Halloween ... and National Coming Out Day!
I remember a time in the 80's when there was a big hub-bub in our little town over Halloween. A group of people became very vocal about the dark side of the holiday and were pushing parents to stop participating in the costumes and the trick-or-treating. Of course, my friends were the ones showing up at school with the "Save Halloween!" shirts. I did not wear one. I had already gotten my pastor-father in enough trouble a few years before wearing giant peace sign earrings. Did you know that meant I was walking around displaying broken crosses on my ears? Mm hmm. So obviously I was all about the satanic juju. Not peace.
Whatever. Let's be honest. I was all about Madonna.
I now love the ying and yang that October holds. One holiday built around dressing up, and another around being fully and authentically yourself. Both have a history of some voices protesting.
I became much more public and vocal about my support for equal rights, before I ever had any idea that my family would end up as a giant bowl of the alphabet soup.(side note for later viewing: it's all so much more beautifully complex than simply your orientation!) In fact, I began to be so vocal and so supportive that many people assumed I was most likely a closeted lesbian. Like ... many. Or several? Not sure the exact number, but I have most definitely had more than two people address it with me head on. I actually found myself in an argument with a woman one day over my orientation. Really.
Now, I do absolutely understand that there are some people who talk about this subject very openly to vet the people around them and determine who will be a safe place. That is true, and thankfully becoming less of a necessity as our society shifts. I also discovered there is sometimes a reaction that is meant to instill fear. "If you keep talking about it so much, people are going to assume you are gay!"
To which I would say, "Actually, I think you meant to say they will assume I am a sexual minority." *smiley face*
Alright. So, why did I start to talk so openly and fervently about equal rights, gay marriage, love and acceptance for all people regardless of their sex/orientation/gender/attraction? Why would I put myself out there like that not even knowing at that time that my own family represented the entire spectrum?
I knew a lot of people. I saw a lot of pain. I experienced what it was to be a safe place. I saw the beauty and hope in being a part of the support network to help a human fully embrace who they are without shame. I understand it. I do not land perfectly within a black-and-white construct of attraction. And in my teeny tiny little corner of this, I found it confusing and I questioned whether or not it was safe to say that to anyone in my life.
I saw what it was like for those who weren't landing in a teeny tiny corner as far as society was concerned. I would not allow them to stand alone. I want to stand with them.

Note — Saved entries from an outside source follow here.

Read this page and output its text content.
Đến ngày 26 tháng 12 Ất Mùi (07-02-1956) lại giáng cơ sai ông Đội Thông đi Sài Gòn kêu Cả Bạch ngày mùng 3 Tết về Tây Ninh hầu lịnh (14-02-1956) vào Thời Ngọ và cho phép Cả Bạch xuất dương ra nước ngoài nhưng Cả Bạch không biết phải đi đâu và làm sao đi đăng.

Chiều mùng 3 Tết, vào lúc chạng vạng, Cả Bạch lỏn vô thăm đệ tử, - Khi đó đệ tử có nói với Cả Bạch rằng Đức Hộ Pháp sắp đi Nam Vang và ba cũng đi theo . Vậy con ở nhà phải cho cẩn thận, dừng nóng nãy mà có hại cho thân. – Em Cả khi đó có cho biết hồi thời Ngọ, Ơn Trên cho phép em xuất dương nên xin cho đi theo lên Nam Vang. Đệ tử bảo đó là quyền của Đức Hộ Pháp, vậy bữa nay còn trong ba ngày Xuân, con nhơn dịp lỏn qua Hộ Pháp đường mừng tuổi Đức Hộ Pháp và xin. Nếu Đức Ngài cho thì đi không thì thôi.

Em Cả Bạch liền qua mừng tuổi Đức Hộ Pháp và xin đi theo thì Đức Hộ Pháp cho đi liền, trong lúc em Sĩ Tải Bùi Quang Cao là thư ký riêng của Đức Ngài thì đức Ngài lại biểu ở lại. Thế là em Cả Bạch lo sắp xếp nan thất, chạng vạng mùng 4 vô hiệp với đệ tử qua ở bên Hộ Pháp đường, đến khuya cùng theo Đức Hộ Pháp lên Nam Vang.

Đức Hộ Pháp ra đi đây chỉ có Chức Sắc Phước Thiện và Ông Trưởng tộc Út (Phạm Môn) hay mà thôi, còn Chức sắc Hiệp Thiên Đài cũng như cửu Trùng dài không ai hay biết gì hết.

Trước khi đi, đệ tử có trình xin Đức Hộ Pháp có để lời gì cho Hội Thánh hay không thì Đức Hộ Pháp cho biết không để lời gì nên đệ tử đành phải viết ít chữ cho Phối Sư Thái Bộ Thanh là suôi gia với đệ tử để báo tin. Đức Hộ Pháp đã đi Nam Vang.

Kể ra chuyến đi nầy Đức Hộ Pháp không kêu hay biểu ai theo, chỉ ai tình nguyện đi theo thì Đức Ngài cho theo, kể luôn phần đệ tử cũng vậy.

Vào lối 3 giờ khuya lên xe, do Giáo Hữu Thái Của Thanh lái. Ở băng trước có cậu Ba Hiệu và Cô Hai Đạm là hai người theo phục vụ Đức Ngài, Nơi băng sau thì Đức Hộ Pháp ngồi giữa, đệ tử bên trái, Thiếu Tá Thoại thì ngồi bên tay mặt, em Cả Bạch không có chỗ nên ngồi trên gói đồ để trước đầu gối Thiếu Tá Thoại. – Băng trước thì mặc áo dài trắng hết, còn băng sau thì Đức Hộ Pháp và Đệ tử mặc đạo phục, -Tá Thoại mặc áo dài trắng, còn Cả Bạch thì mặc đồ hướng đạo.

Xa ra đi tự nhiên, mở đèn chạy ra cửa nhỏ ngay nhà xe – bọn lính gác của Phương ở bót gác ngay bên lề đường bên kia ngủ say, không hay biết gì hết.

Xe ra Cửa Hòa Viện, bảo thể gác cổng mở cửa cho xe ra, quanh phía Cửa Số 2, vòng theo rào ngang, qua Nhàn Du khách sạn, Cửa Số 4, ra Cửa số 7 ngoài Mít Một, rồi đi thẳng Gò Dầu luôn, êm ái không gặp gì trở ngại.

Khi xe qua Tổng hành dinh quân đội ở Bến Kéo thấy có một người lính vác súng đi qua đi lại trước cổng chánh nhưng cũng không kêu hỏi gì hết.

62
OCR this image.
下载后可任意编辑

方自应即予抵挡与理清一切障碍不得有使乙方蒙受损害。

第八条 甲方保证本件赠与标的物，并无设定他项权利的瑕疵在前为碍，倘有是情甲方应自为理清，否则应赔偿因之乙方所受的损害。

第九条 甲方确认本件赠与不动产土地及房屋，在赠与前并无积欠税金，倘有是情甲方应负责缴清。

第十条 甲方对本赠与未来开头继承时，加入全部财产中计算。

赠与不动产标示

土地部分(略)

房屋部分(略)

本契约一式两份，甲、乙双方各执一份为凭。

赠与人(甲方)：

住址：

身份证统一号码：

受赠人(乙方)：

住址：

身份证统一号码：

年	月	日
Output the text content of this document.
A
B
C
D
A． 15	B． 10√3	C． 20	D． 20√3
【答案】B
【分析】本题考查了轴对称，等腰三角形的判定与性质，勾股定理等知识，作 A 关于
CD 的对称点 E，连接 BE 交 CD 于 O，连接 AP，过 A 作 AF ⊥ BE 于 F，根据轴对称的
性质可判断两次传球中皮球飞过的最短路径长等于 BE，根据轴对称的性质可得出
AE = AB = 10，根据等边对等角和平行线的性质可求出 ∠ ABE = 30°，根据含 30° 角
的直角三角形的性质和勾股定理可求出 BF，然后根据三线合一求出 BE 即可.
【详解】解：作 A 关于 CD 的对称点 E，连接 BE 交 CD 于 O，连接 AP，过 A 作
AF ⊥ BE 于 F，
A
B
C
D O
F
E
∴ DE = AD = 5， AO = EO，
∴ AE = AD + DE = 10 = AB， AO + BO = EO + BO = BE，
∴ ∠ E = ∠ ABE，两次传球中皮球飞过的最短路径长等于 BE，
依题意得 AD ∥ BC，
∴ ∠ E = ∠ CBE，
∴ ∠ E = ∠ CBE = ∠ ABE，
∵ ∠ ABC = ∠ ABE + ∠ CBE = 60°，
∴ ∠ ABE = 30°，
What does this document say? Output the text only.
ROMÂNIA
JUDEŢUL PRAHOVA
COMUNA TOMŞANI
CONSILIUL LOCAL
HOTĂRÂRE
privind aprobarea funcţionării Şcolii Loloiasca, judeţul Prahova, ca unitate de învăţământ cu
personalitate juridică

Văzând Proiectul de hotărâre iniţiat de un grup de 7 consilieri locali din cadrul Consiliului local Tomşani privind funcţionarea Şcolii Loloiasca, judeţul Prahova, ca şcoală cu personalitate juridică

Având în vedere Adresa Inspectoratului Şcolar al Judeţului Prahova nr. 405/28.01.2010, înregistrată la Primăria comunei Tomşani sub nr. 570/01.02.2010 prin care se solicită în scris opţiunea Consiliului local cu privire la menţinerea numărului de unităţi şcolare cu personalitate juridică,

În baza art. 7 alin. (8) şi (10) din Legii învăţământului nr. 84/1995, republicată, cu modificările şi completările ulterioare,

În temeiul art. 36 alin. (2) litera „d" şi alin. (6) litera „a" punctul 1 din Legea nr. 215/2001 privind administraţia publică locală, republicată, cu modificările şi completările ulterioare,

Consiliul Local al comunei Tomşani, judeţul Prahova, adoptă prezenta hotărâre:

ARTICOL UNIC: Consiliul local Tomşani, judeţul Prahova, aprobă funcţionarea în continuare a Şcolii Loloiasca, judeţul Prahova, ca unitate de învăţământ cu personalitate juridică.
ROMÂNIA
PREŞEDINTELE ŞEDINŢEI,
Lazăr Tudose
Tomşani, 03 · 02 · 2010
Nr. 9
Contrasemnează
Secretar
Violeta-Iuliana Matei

"Many of you may be offended by all of this, I fully realize. I know this may be especially true if you are a religious person; one who finds the whole topic disgusting.
As you’ve been reading, you may have been rolling your eyes, or clicking the roof of your mouth, or drafting familiar Scriptures to send me, or praying for me to repent, or preparing to Unfriend me, or writing me off as a sinful, evil, Hell-bound heretic… but with as much gentleness and understanding as I can muster; I really couldn’t care less.
This isn’t about you. This is a whole lot bigger than you." - John Pavlovitz
I have had people write me because I am the only person they know, for sure, in their world who is a safe space. I will take the negative reactions. The comments meant to induce fear. I will take it so others do not stand alone. My experience is nothing - nothing - compared to the confusion and pain that far too many people continue to experience.
I am proud to stand in the alphabet soup. If you do not feel safe and supported to Come Out on October 11, or ever ... that is cool. I've got your back. I celebrate you. Fully. Completely. From right here.